Motorway operator ASPI, which is moving into public hands, will foot the entire bill after signing a deal with the ministry, a ministry spokeswoman told AFP.
The deal covers a period until 2038, but 2.5 billion euros are earmarked for urgent maintenance work to be completed by 2024, and another 1.2 billion euros for projects in and around Genoa.
ASPI, which stands for Autostrade per l’Italia, previously agreed to also pay 3.4 billion euros in compensation related to the bridge disaster in the northwestern port city.
Three years ago, Italy was stunned by the collapse of the Morandi bridge in Genoa, a tragedy that killed 43 people and highlighted the decaying state of national infrastructure.
It also exposed ASPI, which at the time was privately owned, to accusations that it skimped on maintenance of the bridge to maximise its profits.
A pre-trial judge is looking at various charges, including manslaughter and negligence, against 59 people investigated for the disaster, including ASPI’s former bosses.
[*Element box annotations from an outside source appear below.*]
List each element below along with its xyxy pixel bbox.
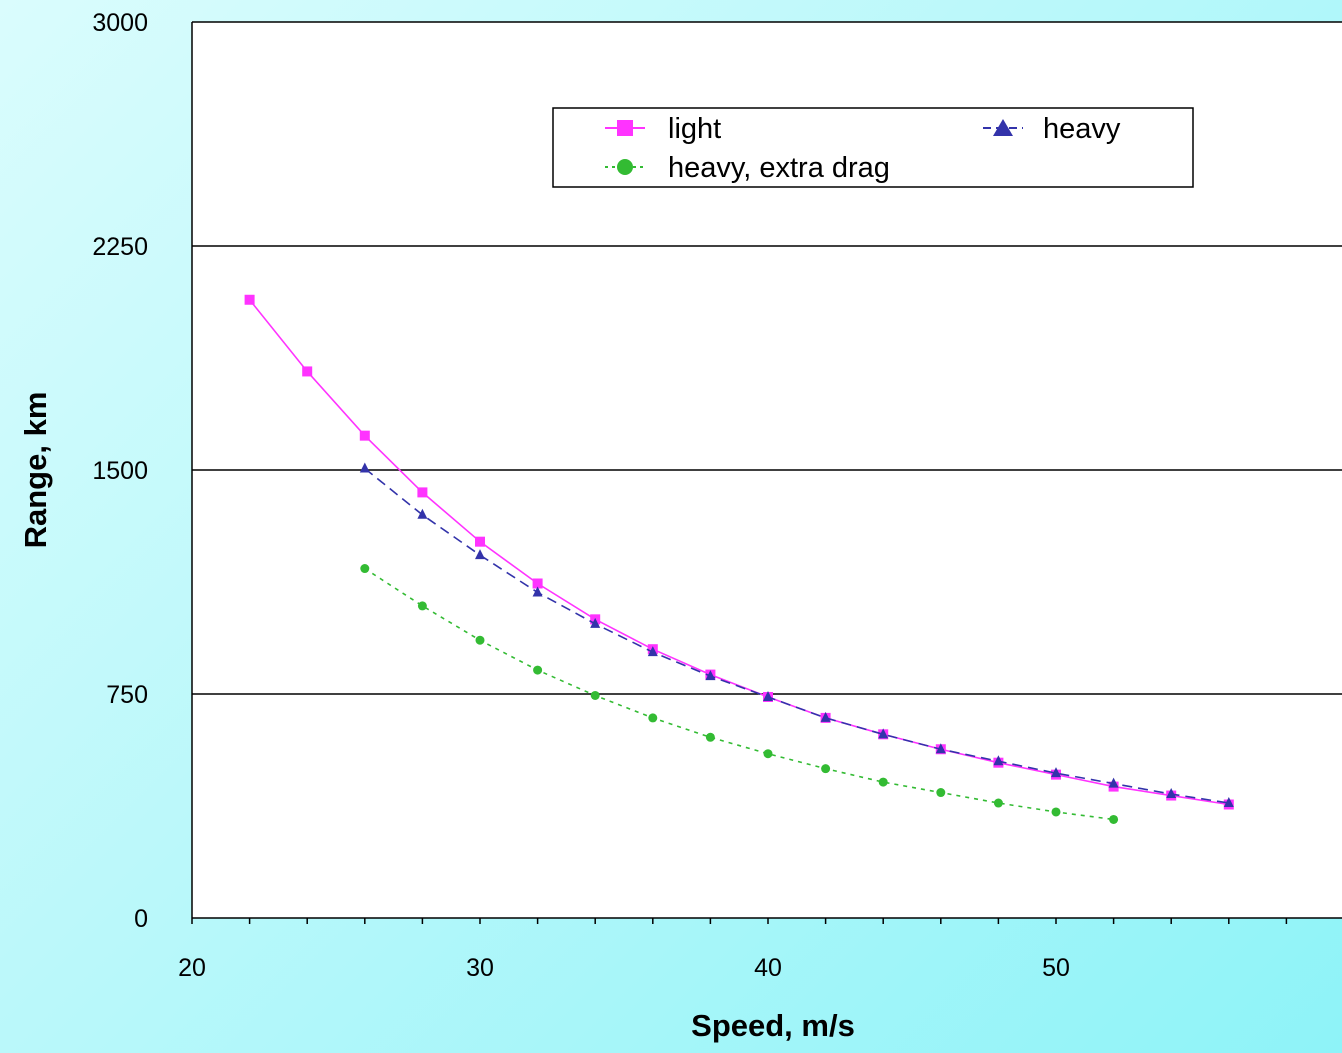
data-point [705, 732, 715, 742]
y-tick-label: 3000 [92, 9, 148, 37]
legend-label-heavy-extra-drag: heavy, extra drag [668, 152, 890, 184]
x-tick-label: 40 [754, 954, 782, 982]
series-line [364, 467, 1229, 804]
data-point [936, 788, 946, 798]
data-point [475, 635, 485, 645]
series-line [364, 567, 1114, 821]
circle-marker-icon [617, 159, 633, 175]
x-axis-title: Speed, m/s [691, 1008, 855, 1043]
data-point [475, 536, 485, 547]
data-point [935, 743, 946, 754]
data-point [532, 578, 543, 589]
legend-entry-heavy-extra-drag: heavy, extra drag [605, 152, 890, 184]
data-point [359, 462, 370, 473]
data-point [993, 755, 1004, 766]
data-point [1108, 777, 1119, 788]
data-point [417, 601, 427, 611]
data-point [417, 487, 428, 498]
x-tick-label: 50 [1042, 954, 1070, 982]
data-point [359, 430, 370, 441]
data-point [475, 549, 485, 560]
y-tick-label: 750 [106, 681, 148, 709]
axes [191, 22, 1342, 924]
data-point [705, 670, 716, 681]
data-point [1051, 807, 1061, 817]
data-point [1166, 788, 1177, 799]
data-point [302, 366, 313, 377]
legend-label-light: light [668, 113, 721, 145]
gridlines [192, 21, 1342, 695]
data-point [993, 798, 1003, 808]
data-point [820, 711, 831, 722]
data-point [647, 646, 658, 657]
data-point [1109, 814, 1119, 824]
series-heavy [359, 462, 1234, 808]
y-tick-label: 2250 [92, 233, 148, 261]
legend: light heavy heavy, extra drag [552, 107, 1194, 188]
series-group [244, 294, 1234, 824]
series-heavy-extra-drag [360, 564, 1119, 824]
data-point [590, 617, 601, 628]
legend-entry-heavy: heavy [983, 113, 1121, 145]
data-point [878, 728, 889, 739]
legend-entry-light: light [605, 113, 721, 145]
data-point [763, 749, 773, 759]
y-axis-title: Range, km [18, 392, 53, 549]
data-point [532, 586, 543, 597]
legend-box [552, 107, 1194, 188]
data-point [244, 294, 255, 305]
x-tick-label: 20 [178, 954, 206, 982]
data-point [533, 665, 543, 675]
triangle-marker-icon [993, 119, 1013, 136]
data-point [360, 564, 370, 574]
data-point [1051, 767, 1061, 778]
data-point [763, 690, 773, 701]
data-point [878, 777, 888, 787]
data-point [648, 713, 658, 723]
x-tick-label: 30 [466, 954, 494, 982]
data-point [590, 690, 600, 700]
legend-label-heavy: heavy [1043, 113, 1121, 145]
square-marker-icon [617, 120, 633, 136]
y-tick-label: 1500 [92, 457, 148, 485]
data-point [1223, 797, 1234, 808]
data-point [821, 764, 831, 774]
tick-labels: 0 750 1500 2250 3000 20 30 40 50 [92, 9, 1070, 982]
y-tick-label: 0 [134, 905, 148, 933]
data-point [417, 508, 428, 519]
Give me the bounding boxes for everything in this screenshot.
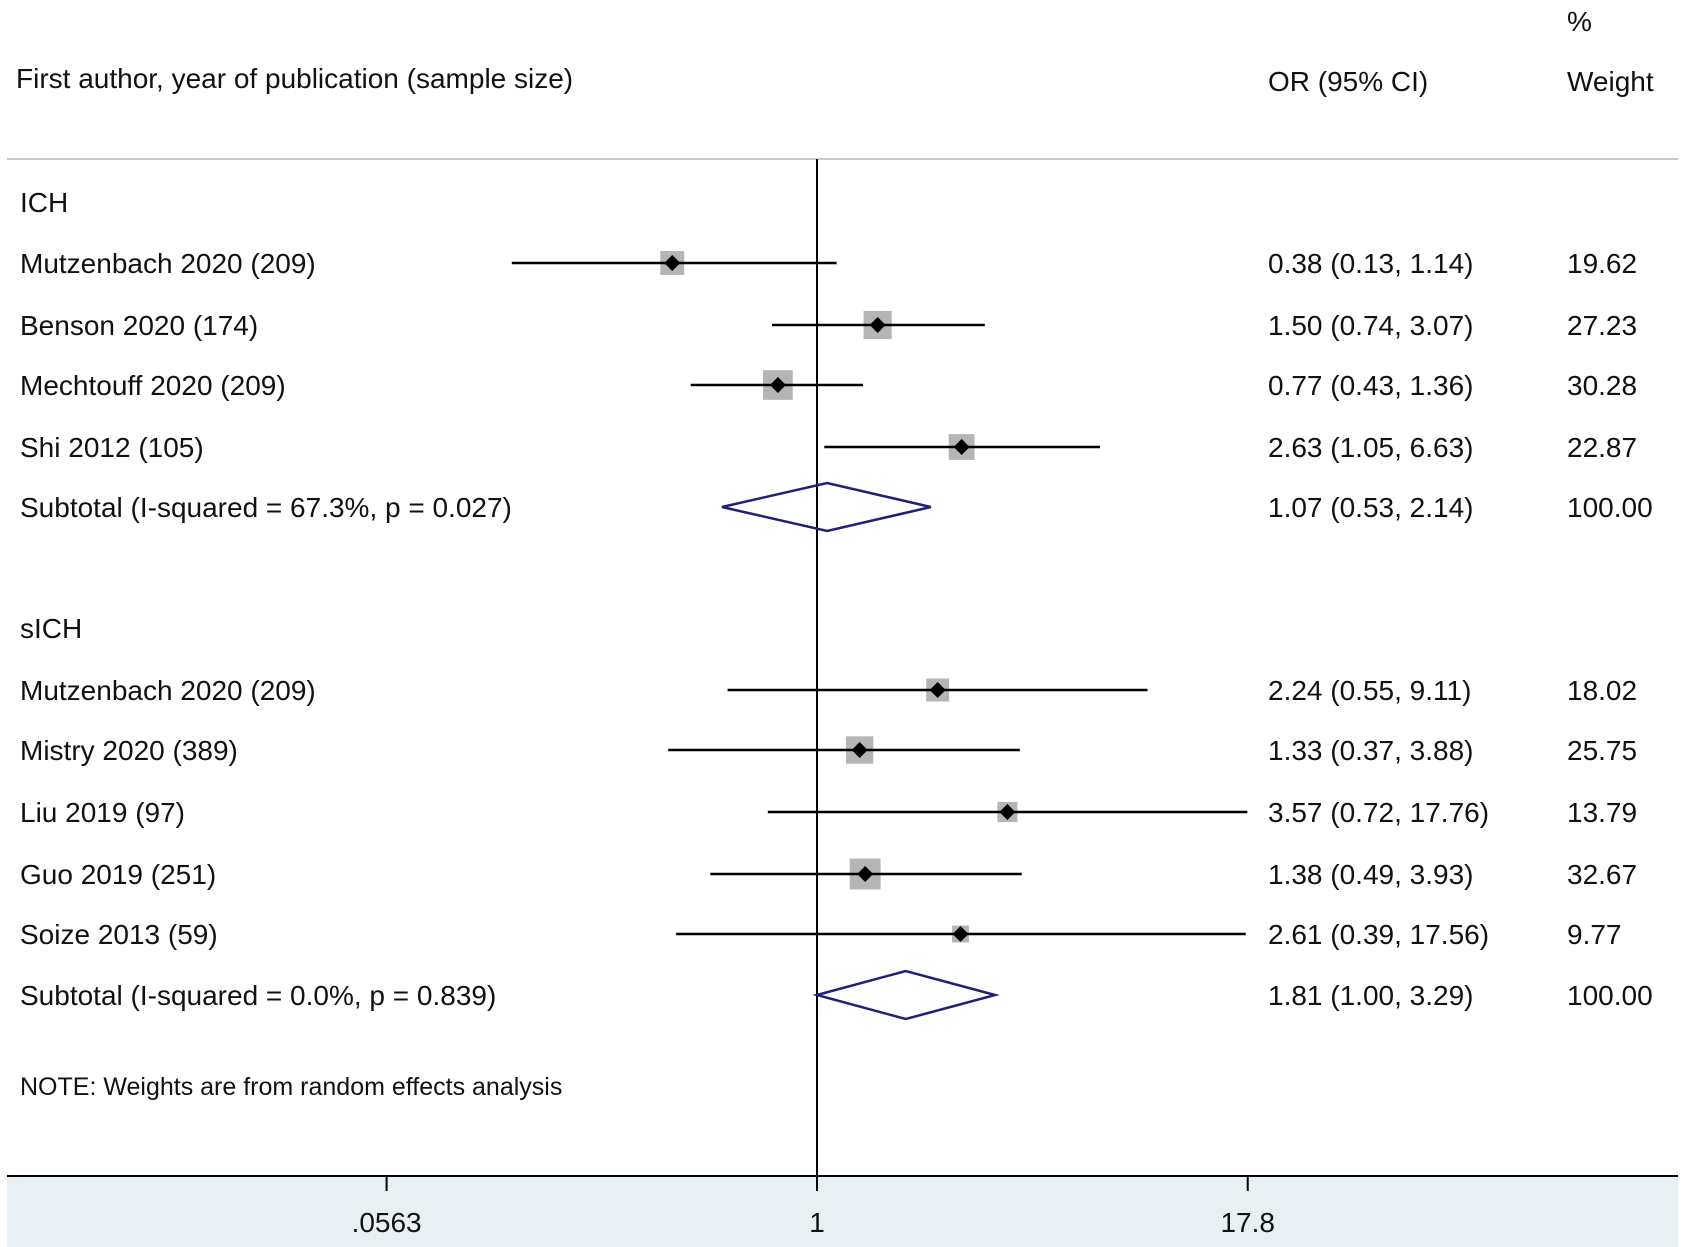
subtotal-or-ci: 1.07 (0.53, 2.14) bbox=[1268, 492, 1473, 523]
study-label: Mutzenbach 2020 (209) bbox=[20, 675, 316, 706]
study-label: Mutzenbach 2020 (209) bbox=[20, 248, 316, 279]
study-or-ci: 1.33 (0.37, 3.88) bbox=[1268, 735, 1473, 766]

At a hearing Friday, the transport ministry and the office of Prime Minister Mario Draghi joined the proceedings with a civil suit for damages, the ministry said in a statement.
ASPI used to be controlled by the Benetton family, also known for their clothing brand. After the collapse, they came under strong pressure to leave the highways business.
In June, the family’s Atlantia holding company agreed to sell its 88-percent stake in ASPI to a consortium led by Italian state investment bank CDP.
The deal is expected to be finalised over the coming months.